In May 2020, the Sun Sentinel was first to report that the FDLE would look into Tony’s sworn affidavit that asserted that he had never had a criminal record sealed or expunged. Then in November 2020, the FDLE confirmed it was investigating whether the sheriff lied on an affidavit to be appointed sheriff. The agency at the time said the probe included “other undisclosed matters that will remain confidential.”

In a Jan. 26 memo released Monday to the Sun Sentinel, the state attorney’s office in Fort Myers said it investigated Tony at the request of the FDLE’s Office of Executive Investigations.

FDLE investigators found that Tony committed “false affidavit perjury,” a third-degree felony, when he obtained a replacement driver license, according to the FDLE case report released Monday.

The case was transferred to State Attorney Amira Fox in Lee County because the Broward state attorney’s office would have a conflict of interest in investigating the sheriff.

Her office looked at the “only potentially viable claims” — Tony’s visit to the Lauderdale Lakes driver’s license office on Feb. 1, 2019, 22 days after he was appointed sheriff. The question: Did he commit perjury when he said he’d never had a suspended license?

Tony’s license was suspended five times in Pennsylvania in the early 1990s, state investigators found.

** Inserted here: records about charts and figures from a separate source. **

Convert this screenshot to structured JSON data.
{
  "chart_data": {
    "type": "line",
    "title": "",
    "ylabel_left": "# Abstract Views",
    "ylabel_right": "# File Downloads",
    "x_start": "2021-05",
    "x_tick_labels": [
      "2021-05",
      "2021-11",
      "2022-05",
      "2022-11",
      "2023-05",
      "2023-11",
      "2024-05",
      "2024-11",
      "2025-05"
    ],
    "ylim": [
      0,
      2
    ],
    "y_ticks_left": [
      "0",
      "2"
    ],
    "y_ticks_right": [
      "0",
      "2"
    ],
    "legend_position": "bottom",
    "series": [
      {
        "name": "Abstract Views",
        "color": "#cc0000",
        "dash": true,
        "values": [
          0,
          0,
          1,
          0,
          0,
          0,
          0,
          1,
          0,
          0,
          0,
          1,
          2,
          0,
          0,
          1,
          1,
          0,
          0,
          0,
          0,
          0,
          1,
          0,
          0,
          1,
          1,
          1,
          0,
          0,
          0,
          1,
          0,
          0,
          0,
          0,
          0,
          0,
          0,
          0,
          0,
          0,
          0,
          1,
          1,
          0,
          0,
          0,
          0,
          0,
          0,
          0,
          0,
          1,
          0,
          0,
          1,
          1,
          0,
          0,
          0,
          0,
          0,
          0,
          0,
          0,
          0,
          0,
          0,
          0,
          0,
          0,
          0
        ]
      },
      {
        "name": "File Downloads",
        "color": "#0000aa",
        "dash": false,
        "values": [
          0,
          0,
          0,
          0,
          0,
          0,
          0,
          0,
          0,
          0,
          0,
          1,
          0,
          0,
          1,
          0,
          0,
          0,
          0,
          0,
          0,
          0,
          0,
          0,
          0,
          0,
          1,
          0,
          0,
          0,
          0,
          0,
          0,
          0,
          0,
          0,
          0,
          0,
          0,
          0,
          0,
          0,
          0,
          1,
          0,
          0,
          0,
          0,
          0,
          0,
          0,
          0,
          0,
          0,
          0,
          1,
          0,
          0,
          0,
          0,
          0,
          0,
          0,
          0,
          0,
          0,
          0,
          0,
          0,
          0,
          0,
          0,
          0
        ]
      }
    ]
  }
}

Even though much time had passed, the clerk at the Lauderdale Lakes driver's license office remembered Tony’s appearance there because it was “take your child to work” day, and the sheriff posed for photographs with some employees’ children and with the clerk herself.

But the clerk couldn’t say for sure whether she’d asked him about suspensions “in any state” — or whether she’d asked him the question at all.

She remembered trying to hurry him through the process, the memo from special prosecutions chief Anthony Kunasek says.

“The clerk’s uncertainty” doomed the case, the memo says, and it is now closed. Kunasek suggested the entire case be presented to Florida’s Commission on Ethics for review.